Uratha: La criatura que buscas esta muerta, yo la mate y si sigues interfiriendo con mi camino no dudare en seguir contigo.
Después de esto y como ya lo había hecho nuestro caminante se pierde en la llanura en dirección desconocida.
Pasan las horas y nuestro caminante ha decidido quedarse en aquel lugar a esperar a la fría y solitaria noche donde facilmente podrá salir y moverse con velocidad entre llanuras y bosques.
Son las 8:30 Pm y la noche se torna densa al respirar su aire, nuestro caminante sale del repulsivo lugar a ver que le ha traído su fiel compañera, que ha de poner en su camino. Decide seguir la marcha para ver con que se topara y tras unas cuantas horas llega a un profundo cañón el cual es atravesado por un delgado puente que posiblemente no resista su peso pero a el no le importa, decidido se abalanza y los delgados maderos crujen cuando su descomunal cuerpo los toca.

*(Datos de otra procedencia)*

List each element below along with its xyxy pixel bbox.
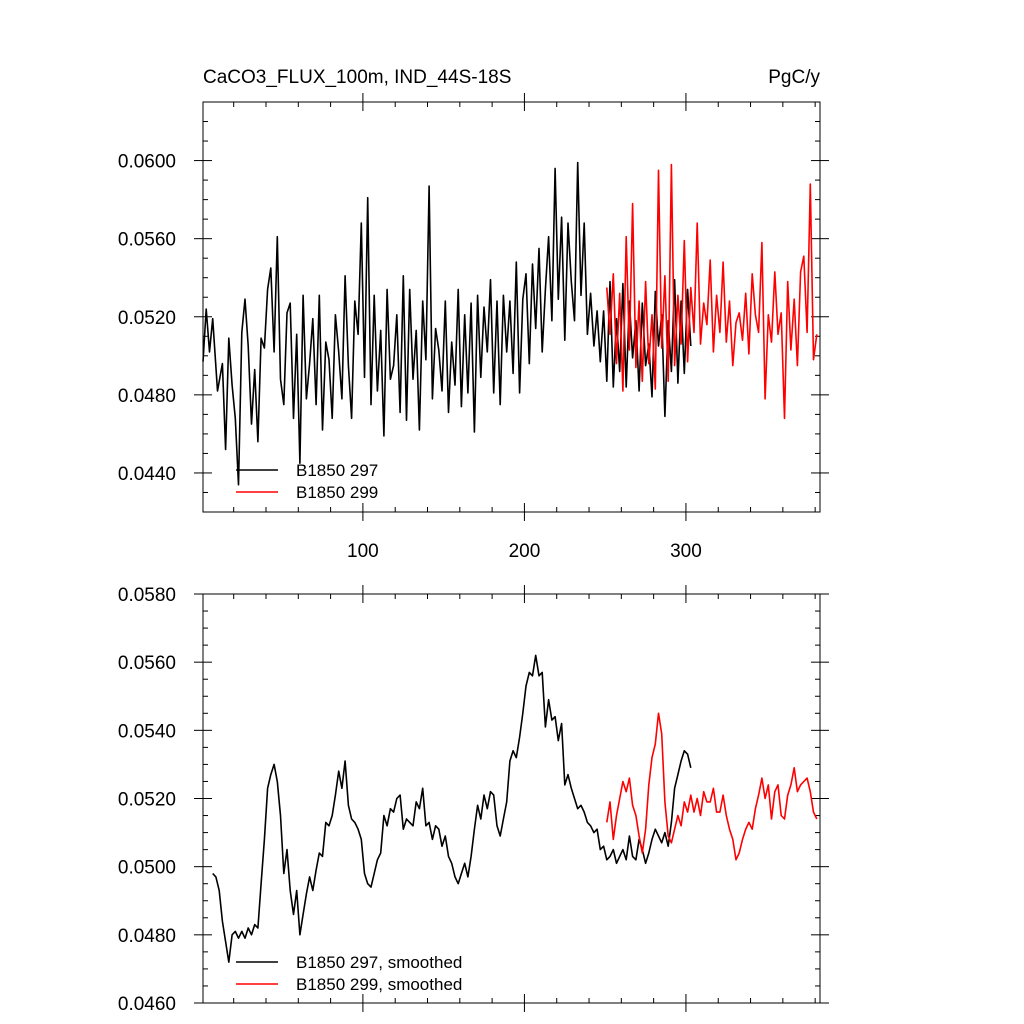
bottom-plot-area: 0.0460 0.0480 0.0500 0.0520 0.0540 0.0560 0.05… [118,585,829,1015]
y-tick-label: 0.0440 [118,464,176,485]
series-line [606,712,818,861]
series-line [212,654,692,963]
top-panel: CaCO3_FLUX_100m, IND_44S-18S PgC/y 100 20… [118,67,829,562]
legend-label: B1850 299, smoothed [296,975,462,994]
top-plot-area: 100 200 300 0.0440 0.0480 0.0520 0.0560 0.0600 B… [118,93,829,562]
y-tick-label: 0.0480 [118,386,176,407]
legend-label: B1850 297, smoothed [296,953,462,972]
plot-frame [202,101,821,513]
y-tick-label: 0.0520 [118,308,176,329]
y-tick-label: 0.0480 [118,926,176,947]
x-tick-label: 100 [347,541,379,562]
series-line [606,163,818,420]
y-tick-label: 0.0600 [118,152,176,173]
y-tick-label: 0.0460 [118,994,176,1015]
legend-label: B1850 297 [296,461,378,480]
x-tick-label: 200 [509,541,541,562]
legend-label: B1850 299 [296,483,378,502]
chart-title: CaCO3_FLUX_100m, IND_44S-18S [203,67,511,88]
y-tick-label: 0.0560 [118,653,176,674]
series-line [202,161,692,486]
y-tick-label: 0.0520 [118,790,176,811]
units-label: PgC/y [768,67,820,88]
x-tick-label: 300 [670,541,702,562]
y-tick-label: 0.0580 [118,585,176,606]
y-tick-label: 0.0540 [118,721,176,742]
bottom-panel: 0.0460 0.0480 0.0500 0.0520 0.0540 0.0560 0.05… [118,585,829,1015]
plot-frame [202,593,821,1004]
y-tick-label: 0.0560 [118,230,176,251]
y-tick-label: 0.0500 [118,858,176,879]
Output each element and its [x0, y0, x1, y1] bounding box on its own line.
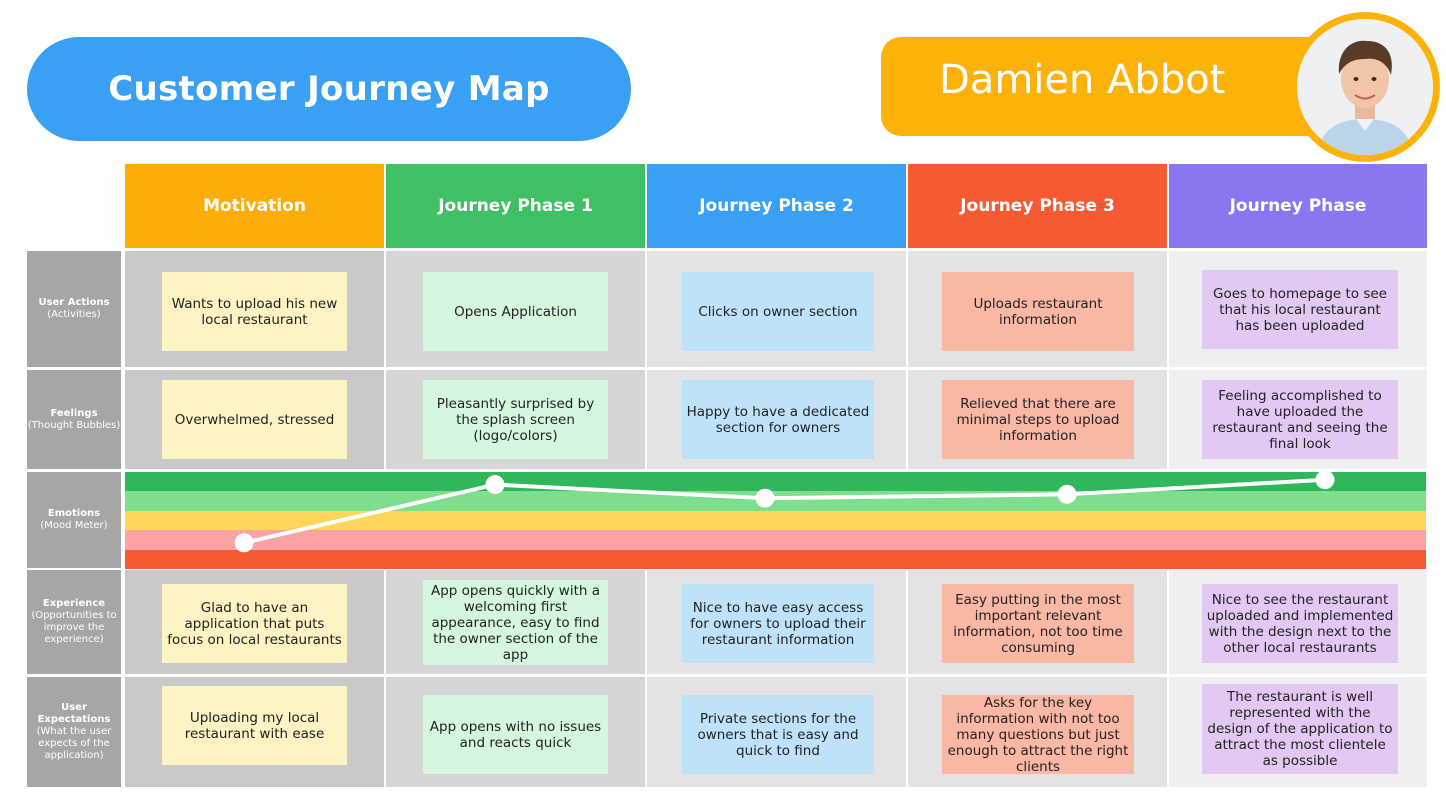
- person-portrait-icon: [1297, 19, 1433, 155]
- sticky-note: Nice to have easy access for owners to u…: [682, 584, 874, 663]
- page-title: Customer Journey Map: [108, 69, 550, 109]
- row-label-subtitle: (Thought Bubbles): [27, 419, 121, 431]
- sticky-note: Relieved that there are minimal steps to…: [942, 380, 1134, 459]
- mood-band: [125, 510, 1426, 531]
- row-label-title: Feelings: [50, 407, 98, 419]
- mood-band: [125, 491, 1426, 512]
- row-label-subtitle: (Mood Meter): [40, 520, 108, 531]
- column-header-motivation: Motivation: [125, 164, 384, 248]
- sticky-note: Overwhelmed, stressed: [162, 380, 347, 459]
- column-header-phase-1: Journey Phase 1: [386, 164, 645, 248]
- row-label-emotions: Emotions (Mood Meter): [27, 472, 121, 568]
- sticky-note: Private sections for the owners that is …: [682, 695, 874, 774]
- sticky-note: Easy putting in the most important relev…: [942, 584, 1134, 663]
- column-header-phase-2: Journey Phase 2: [647, 164, 906, 248]
- row-label-feelings: Feelings (Thought Bubbles): [27, 370, 121, 469]
- row-label-title: User Actions: [38, 297, 110, 308]
- mood-band: [125, 472, 1426, 492]
- persona-name: Damien Abbot: [939, 57, 1226, 103]
- title-banner: Customer Journey Map: [27, 37, 631, 141]
- mood-band: [125, 549, 1426, 570]
- sticky-note: Goes to homepage to see that his local r…: [1202, 270, 1398, 349]
- row-label-subtitle: (Activities): [47, 309, 101, 320]
- sticky-note: Asks for the key information with not to…: [942, 695, 1134, 775]
- sticky-note: Wants to upload his new local restaurant: [162, 272, 347, 351]
- row-label-title: User Expectations: [37, 702, 111, 725]
- column-header-phase-3: Journey Phase 3: [908, 164, 1167, 248]
- sticky-note: Uploads restaurant information: [942, 272, 1134, 351]
- sticky-note: Pleasantly surprised by the splash scree…: [423, 380, 608, 459]
- sticky-note: The restaurant is well represented with …: [1202, 684, 1398, 774]
- column-header-phase-4: Journey Phase: [1169, 164, 1427, 248]
- sticky-note: Feeling accomplished to have uploaded th…: [1202, 380, 1398, 459]
- row-label-user-expectations: User Expectations (What the user expects…: [27, 677, 121, 787]
- sticky-note: Clicks on owner section: [682, 272, 874, 351]
- row-label-title: Experience: [42, 598, 106, 609]
- sticky-note: App opens quickly with a welcoming first…: [423, 580, 608, 665]
- sticky-note: Opens Application: [423, 272, 608, 351]
- sticky-note: Glad to have an application that puts fo…: [162, 584, 347, 663]
- sticky-note: Nice to see the restaurant uploaded and …: [1202, 584, 1398, 663]
- row-label-experience: Experience (Opportunities to improve the…: [27, 570, 121, 674]
- row-label-subtitle: (What the user expects of the applicatio…: [36, 726, 112, 761]
- mood-band: [125, 530, 1426, 550]
- row-label-title: Emotions: [47, 508, 101, 519]
- sticky-note: Uploading my local restaurant with ease: [162, 686, 347, 765]
- row-label-subtitle: (Opportunities to improve the experience…: [31, 610, 117, 645]
- sticky-note: App opens with no issues and reacts quic…: [423, 695, 608, 774]
- sticky-note: Happy to have a dedicated section for ow…: [682, 380, 874, 459]
- row-label-user-actions: User Actions (Activities): [27, 251, 121, 367]
- persona-avatar: [1290, 12, 1440, 162]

Ya cruzado el cañón y con algunos minutos de trayecto se topa con un pequeño campamento en medio de la nada, al parecer son viajeros, cazadores o investigadores pero sin prestarles mucha atención se escabulle por un lado para no revelar su presencia, pero al parecer ya había sido notado desde mucho antes y un fuerte estruendo acompañado de un pequeño relampagueo golpean su hombro derecho, provocándole una herida profunda y un dolor incomparable. Su ira se enerva y da lugar a un ruidoso aullido de dolor el cual anuncia la muerte de su pequeño agresor, otro disparo pega cerca del hombre lobo y este rápidamente salta y lanza un zarpaso golpeando el rifle que era un Cimarron Quigley de 1874, inmediatamente el cazador desenvaina de su cinturón dos revólveres y comienza el tiroteo hacia la criatura que salta y esquiva las balas. En el preciso momento en que los revólveres chasquean por falta de munición un fuerte golpe despide por los aires al cazador provocándole fuertes lesiones en costillas y brazos, y ya tirado en el suelo se escucha de nuevo la gutural voz que deja escapar algunas palabras, preguntándole al herido hombre.
Uratha:
¿Quien eres? ¿Que quieres?
Extraño:
Soy un cazador de la noche, hay una recompensa por la criatura que ha estado llevándose el ganado del pueblo.
Uratha:
Te has equivocado de blanco y vas a pagar por las heridas que me has causado.
Extraño:
Como puedes decir eso si eres una bestia horripilante y las descripciones se asemejan mucho a ti.
Uratha: La criatura que buscas esta muerta, yo la mate y si sigues interfiriendo con mi camino no dudare en seguir contigo.
Después de esto y como ya lo había hecho nuestro caminante se pierde en la llanura en dirección desconocida.